Ponieważ normalizacja wszystkiego zwykle zajmuje bardzo mało wysiłku, prawie zawsze jest to dobry pomysł.

Christian Clason
źródło
Jestem pewien, że @ArnoldNeumaier ma więcej do powiedzenia na ten temat.
Christian Clason
Liczba warunków macierzy, których używam (zmienne nieskalowane) wynosi ~ 1,25 . Czy to wydaje się rozsądne? Oblicza się to przy użyciu metody 2-norm ( docs.scipy.org/doc/numpy/reference/generated/… ).
boyfarrell
@ boy, jeśli nic więcej nie pomnaża 1,25, to jest to dobry warunek, szczególnie jeśli przypomnisz sobie, że macierze jednostkowe mają . κ2=1
JM
1
@boyfarrell: Rutynowo pracuję z numerami warunków tak dużymi jak 10 ^ 7, z akceptowalnymi wynikami. Nie zaakceptowałbym jednak liczb warunków znacznie wyższych niż 10 ^ 9.
jvriesem,
9

-εΔu+u=0 na Ω,u=1 na Ω.

To powiedziawszy, nie ma skalowania zmiennych lub domen, które usuwa tę trudność.

uα

-α2)Δu=faα na αΩ
αu1
-Δu=fa na Ω.
uα(x): =u1(x/α) dla każdego α. Pokazuje to skalowanie parametruαtak naprawdę wcale nie wpływa na zachowanie rozwiązania - fakt, który jest tutaj dość oczywisty, ale może być trudny do zauważenia w innych przypadkach. W ten sam sposób można konstruować dość złożone przykłady z większą liczbą parametrów, np. Navier-Stokesa i jego niedymaryzacja do postaci liczb Reynoldsa.
Nico Schlömer
źródło
4
Pozostałe parametry muszą zatem być niezbędne do określenia jakościowego zachowania rozwiązania - dlatego liczba Reynoldsa jest tak ważna w dynamice płynów. Ten proces nazywa się niedimensalizacją .
Christian Clason
oczywiście znalezienie takich równoważników parametrów jest zasadniczo problemem znalezienia grup symetrii PDE, co jest ogólnie
trudnym problemem
2

Radzenie sobie z liczbami zmiennoprzecinkowymi może być trudne w odniesieniu do odejmowania małych liczb od większych liczb, a także w wielu innych aspektach.
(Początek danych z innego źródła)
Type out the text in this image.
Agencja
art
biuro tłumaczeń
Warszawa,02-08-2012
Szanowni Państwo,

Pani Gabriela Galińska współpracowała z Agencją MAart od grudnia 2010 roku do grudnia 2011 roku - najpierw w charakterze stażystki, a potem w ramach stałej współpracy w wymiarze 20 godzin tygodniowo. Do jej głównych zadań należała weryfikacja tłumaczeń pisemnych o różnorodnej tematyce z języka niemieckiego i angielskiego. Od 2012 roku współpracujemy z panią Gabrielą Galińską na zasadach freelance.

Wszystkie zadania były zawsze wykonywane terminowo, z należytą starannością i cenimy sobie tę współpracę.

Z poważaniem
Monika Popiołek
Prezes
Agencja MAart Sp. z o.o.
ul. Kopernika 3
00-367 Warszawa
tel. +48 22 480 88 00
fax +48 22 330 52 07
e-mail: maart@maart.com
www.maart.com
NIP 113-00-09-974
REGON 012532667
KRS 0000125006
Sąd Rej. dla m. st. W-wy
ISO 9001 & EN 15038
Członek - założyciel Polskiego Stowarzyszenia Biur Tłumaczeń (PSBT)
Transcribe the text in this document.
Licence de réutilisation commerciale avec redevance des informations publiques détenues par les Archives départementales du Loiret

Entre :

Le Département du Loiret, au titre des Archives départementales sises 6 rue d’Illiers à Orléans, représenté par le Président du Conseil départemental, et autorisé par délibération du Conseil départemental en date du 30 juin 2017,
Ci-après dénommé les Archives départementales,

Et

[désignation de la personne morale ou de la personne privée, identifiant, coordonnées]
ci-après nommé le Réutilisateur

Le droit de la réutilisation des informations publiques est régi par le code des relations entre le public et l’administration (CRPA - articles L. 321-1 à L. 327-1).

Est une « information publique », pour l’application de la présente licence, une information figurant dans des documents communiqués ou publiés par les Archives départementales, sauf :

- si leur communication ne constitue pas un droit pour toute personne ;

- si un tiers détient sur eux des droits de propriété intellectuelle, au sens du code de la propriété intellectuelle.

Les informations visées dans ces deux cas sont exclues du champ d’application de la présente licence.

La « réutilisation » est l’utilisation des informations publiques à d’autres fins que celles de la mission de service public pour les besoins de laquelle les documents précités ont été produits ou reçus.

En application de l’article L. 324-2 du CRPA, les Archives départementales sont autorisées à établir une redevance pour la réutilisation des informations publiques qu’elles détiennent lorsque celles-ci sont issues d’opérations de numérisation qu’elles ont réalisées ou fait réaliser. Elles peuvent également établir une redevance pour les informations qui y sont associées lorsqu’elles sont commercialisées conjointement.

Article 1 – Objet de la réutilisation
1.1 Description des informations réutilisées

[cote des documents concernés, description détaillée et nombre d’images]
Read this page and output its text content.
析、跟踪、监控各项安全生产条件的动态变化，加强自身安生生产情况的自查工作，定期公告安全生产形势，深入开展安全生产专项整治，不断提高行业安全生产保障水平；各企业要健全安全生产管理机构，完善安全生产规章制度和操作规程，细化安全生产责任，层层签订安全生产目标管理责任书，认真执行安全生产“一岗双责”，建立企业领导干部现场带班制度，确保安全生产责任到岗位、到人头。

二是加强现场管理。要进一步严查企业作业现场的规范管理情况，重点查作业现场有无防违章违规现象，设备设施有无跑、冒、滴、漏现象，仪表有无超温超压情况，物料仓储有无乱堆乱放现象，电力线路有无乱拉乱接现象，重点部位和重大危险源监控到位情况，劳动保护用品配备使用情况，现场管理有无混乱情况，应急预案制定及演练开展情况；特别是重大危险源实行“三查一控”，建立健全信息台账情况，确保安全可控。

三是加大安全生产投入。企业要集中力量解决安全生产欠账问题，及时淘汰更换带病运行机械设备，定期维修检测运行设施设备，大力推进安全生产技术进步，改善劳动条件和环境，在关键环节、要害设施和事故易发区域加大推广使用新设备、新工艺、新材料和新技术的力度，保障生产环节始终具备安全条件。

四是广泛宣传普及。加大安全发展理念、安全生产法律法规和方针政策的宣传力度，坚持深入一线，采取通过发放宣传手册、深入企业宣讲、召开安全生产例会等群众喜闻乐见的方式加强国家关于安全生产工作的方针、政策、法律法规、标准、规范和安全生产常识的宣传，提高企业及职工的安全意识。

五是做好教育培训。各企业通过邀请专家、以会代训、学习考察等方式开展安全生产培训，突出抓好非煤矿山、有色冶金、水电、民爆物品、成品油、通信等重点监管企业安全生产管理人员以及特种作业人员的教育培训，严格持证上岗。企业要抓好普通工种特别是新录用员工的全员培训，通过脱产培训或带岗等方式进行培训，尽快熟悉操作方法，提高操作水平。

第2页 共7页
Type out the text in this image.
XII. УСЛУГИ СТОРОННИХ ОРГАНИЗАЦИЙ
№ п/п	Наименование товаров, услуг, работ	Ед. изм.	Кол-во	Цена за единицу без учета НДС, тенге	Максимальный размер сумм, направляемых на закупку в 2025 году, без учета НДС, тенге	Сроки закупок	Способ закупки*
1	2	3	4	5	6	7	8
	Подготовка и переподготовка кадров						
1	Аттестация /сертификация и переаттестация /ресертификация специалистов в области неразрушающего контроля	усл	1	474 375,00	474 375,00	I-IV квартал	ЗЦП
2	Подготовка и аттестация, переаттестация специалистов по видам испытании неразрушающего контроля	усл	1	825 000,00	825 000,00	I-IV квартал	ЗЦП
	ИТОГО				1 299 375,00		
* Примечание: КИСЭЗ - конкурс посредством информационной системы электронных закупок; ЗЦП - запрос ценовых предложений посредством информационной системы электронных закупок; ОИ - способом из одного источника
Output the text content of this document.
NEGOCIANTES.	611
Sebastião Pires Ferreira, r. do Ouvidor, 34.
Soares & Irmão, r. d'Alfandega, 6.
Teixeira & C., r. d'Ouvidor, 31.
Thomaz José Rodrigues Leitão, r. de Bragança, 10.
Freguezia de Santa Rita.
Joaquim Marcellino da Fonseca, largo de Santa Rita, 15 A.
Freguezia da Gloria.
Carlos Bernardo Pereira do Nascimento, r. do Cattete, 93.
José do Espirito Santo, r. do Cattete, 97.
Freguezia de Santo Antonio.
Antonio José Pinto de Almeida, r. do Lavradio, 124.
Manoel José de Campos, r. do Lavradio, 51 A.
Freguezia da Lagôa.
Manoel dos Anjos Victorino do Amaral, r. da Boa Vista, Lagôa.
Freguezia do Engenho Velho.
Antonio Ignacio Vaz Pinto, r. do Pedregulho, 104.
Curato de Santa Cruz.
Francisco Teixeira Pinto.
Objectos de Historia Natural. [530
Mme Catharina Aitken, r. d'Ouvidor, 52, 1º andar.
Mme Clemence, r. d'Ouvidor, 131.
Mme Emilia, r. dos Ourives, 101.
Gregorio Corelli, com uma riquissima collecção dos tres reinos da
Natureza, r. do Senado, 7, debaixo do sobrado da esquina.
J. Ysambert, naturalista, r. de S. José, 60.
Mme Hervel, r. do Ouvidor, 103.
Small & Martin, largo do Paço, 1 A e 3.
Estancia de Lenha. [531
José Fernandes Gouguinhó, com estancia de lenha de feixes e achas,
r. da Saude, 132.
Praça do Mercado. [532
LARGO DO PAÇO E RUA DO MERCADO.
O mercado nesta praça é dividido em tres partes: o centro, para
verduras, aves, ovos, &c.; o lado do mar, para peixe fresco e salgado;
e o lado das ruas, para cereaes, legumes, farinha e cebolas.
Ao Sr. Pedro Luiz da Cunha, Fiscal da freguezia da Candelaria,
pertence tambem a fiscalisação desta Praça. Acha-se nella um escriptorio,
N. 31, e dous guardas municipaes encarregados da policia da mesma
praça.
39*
Polecam przeczytanie na nich postów na blogu Johna D. Cooksa, takich jak

Anatomia liczby zmiennoprzecinkowej

a także Oracle

Co każdy informatyk powinien wiedzieć o arytematyce zmiennoprzecinkowej

Również niektóre algorytmy numeryczne do minimalizacji lub maksymalizacji wymagają normalizacji dla stabilności numerycznej.